Liebe @Surico,
eine ähnliche Geschichte wie deine habe ich vor knapp fünf Jahren erlebt. Ich war damals 47, und bei uns waren es nur 18 Jahre Beziehung, unsere Kinder waren noch jünger (11 und 9), aber es gibt viele, viele Parallelen - die plötzliche Gefühlskälte mir gegenüber, obwohl wir immer so eng waren und über alles reden konnten, das Unverständnis über meinen Kummer, die Schuldzuweisungen, die völlig aus der Luft gegriffen waren. Mein Ex ist auch sofort bei der Neuen eingezogen, und mit ihr waren auf einmal Dinge möglich, die ich mir lange gewünscht, aber nie bekommen hatte. Und viele, viele weitere vergleichbare Geschichten habe ich hier im Forum gelesen. Das Gefühlschaos, das du beschreibst, kenne ich gut. Ich fürchte, es gibt keine Abkürzung und du musst durch das Tal der Tränen hindurch, aber ich möchte dir Mut machen.
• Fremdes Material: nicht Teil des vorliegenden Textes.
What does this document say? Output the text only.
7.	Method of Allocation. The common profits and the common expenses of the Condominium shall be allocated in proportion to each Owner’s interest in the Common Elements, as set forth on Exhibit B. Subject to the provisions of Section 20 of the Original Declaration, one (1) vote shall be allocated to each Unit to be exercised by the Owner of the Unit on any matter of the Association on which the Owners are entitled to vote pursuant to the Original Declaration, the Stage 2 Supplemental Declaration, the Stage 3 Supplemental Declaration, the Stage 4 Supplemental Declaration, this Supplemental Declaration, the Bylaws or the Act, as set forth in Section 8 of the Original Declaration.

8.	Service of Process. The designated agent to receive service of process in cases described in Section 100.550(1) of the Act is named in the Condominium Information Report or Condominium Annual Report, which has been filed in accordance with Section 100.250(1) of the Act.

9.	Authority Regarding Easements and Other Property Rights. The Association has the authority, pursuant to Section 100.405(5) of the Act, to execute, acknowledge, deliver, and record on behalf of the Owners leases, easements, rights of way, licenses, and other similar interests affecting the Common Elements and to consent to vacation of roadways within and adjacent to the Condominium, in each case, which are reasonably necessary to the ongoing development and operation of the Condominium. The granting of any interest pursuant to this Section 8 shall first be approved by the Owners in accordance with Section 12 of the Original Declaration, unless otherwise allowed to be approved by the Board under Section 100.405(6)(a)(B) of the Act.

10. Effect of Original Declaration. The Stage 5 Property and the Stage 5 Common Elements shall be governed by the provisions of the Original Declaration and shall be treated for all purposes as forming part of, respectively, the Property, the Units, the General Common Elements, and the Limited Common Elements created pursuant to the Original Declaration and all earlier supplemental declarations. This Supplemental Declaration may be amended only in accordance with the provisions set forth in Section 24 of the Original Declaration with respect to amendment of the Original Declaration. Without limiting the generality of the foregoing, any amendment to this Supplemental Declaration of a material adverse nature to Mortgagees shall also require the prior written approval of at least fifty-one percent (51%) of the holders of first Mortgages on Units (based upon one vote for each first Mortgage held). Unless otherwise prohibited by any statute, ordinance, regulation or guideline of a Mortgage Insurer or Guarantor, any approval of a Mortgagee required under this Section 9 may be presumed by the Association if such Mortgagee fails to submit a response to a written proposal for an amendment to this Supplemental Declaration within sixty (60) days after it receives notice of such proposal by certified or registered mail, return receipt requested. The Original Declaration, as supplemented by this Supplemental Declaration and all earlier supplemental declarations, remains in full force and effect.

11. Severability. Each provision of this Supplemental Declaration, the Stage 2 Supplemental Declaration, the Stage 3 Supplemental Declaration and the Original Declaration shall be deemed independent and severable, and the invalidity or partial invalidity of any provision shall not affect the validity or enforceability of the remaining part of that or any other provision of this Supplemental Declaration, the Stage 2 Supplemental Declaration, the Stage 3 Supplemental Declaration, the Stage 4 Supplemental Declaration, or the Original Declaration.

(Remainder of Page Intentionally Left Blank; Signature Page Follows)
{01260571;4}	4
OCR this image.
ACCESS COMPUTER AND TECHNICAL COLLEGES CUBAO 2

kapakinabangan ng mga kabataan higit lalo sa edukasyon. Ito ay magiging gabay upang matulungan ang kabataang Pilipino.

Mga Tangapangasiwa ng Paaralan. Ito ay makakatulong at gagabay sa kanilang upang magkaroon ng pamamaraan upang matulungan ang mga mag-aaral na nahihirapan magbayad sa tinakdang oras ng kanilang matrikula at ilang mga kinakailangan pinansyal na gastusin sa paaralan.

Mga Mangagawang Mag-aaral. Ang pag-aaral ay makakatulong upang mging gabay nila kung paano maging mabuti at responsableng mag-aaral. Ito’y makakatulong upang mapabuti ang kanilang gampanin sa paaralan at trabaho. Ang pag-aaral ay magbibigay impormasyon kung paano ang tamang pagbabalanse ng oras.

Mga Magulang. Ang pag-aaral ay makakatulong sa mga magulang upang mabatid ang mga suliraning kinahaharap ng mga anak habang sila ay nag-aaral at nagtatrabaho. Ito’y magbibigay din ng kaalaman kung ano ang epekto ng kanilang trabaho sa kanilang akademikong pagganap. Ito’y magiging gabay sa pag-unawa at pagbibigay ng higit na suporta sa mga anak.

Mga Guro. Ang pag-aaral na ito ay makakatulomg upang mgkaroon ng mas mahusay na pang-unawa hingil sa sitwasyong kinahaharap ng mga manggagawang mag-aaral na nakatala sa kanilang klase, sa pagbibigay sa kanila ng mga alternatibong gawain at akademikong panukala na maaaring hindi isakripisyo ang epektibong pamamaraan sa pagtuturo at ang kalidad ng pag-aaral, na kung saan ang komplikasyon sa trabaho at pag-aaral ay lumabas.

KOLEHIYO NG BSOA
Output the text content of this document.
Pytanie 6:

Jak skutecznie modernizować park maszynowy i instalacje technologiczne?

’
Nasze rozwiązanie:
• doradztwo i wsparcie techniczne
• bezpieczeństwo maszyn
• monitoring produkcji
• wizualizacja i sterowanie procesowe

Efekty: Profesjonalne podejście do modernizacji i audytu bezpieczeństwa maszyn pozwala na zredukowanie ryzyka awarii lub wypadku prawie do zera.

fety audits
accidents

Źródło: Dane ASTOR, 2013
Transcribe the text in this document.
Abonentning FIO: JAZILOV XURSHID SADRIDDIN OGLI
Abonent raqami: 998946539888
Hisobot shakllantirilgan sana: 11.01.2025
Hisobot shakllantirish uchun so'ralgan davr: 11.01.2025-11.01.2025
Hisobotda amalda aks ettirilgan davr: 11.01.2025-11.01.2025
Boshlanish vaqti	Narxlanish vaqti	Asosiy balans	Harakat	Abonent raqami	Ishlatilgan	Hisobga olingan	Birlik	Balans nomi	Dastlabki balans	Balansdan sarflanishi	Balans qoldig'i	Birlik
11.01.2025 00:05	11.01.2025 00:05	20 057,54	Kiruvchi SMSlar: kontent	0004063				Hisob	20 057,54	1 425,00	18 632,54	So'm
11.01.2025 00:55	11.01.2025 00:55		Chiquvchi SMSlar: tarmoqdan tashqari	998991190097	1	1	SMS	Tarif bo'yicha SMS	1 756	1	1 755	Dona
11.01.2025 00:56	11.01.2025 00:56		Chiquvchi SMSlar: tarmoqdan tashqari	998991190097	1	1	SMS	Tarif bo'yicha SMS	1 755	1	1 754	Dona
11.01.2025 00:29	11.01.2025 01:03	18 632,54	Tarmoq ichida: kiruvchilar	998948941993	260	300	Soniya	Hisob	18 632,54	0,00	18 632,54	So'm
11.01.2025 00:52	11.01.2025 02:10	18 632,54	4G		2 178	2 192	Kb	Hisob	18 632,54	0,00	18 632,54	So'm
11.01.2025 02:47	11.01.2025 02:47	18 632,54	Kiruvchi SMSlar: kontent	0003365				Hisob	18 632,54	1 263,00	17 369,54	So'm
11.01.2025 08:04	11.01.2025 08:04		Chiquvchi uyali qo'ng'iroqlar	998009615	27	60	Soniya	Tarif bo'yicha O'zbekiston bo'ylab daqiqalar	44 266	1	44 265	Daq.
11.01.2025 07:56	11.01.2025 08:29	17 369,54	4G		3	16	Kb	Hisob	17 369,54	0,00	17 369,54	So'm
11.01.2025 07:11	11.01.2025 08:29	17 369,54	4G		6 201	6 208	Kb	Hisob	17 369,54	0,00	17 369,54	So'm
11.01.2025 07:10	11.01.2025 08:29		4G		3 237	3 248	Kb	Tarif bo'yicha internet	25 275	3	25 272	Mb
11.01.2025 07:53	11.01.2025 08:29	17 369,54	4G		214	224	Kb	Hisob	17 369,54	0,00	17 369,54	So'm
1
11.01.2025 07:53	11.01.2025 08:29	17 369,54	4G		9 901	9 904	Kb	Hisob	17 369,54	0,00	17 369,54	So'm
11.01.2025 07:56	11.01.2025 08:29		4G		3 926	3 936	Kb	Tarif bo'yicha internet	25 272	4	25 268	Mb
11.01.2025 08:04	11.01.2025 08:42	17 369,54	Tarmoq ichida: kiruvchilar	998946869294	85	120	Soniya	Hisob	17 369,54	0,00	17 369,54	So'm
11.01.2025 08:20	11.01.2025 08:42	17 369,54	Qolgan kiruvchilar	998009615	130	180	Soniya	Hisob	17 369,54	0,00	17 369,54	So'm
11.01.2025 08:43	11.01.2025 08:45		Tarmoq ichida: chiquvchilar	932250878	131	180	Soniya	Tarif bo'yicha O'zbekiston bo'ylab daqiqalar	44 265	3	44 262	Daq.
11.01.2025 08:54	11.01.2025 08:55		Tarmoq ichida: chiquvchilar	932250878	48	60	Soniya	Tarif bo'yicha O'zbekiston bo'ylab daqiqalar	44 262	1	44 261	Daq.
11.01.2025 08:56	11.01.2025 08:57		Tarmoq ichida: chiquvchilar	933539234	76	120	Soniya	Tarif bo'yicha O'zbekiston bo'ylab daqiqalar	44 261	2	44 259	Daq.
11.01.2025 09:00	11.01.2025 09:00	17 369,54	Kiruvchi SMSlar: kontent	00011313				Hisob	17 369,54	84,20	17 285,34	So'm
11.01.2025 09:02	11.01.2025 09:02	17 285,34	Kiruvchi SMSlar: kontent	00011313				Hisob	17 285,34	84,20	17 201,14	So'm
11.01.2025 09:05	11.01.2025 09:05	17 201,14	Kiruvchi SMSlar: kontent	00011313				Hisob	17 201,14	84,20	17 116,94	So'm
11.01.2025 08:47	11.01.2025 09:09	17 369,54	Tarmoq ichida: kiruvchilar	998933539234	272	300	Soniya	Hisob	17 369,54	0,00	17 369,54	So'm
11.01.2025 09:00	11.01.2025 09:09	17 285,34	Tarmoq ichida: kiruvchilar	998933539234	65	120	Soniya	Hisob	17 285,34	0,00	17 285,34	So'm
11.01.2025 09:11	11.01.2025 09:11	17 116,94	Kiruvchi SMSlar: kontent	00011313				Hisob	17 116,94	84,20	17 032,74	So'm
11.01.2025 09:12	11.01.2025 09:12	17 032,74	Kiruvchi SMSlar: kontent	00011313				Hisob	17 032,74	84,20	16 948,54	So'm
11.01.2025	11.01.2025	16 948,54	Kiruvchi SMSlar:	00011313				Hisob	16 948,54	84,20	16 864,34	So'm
Es gibt ein Licht am anderen Ende des Tunnels, und wie für viele hier gilt auch für mich, dass es mir am Ende eines schmerzhaften und langwierigen Prozesses so unglaublich viel besser geht, wie ich es mir niemals vorgestellt hätte. Alles in allem hat es knapp zwei Jahre gedauert, bis ich die Trennung verarbeitet hatte, aber inzwischen bin ich mehr als dankbar, dass es so gekommen ist. Erst im Rückblick ist mir klar geworden, wie sehr ich mich verbogen hatte, wieviel ich mitgemacht hatte aus Angst, allein zu sein.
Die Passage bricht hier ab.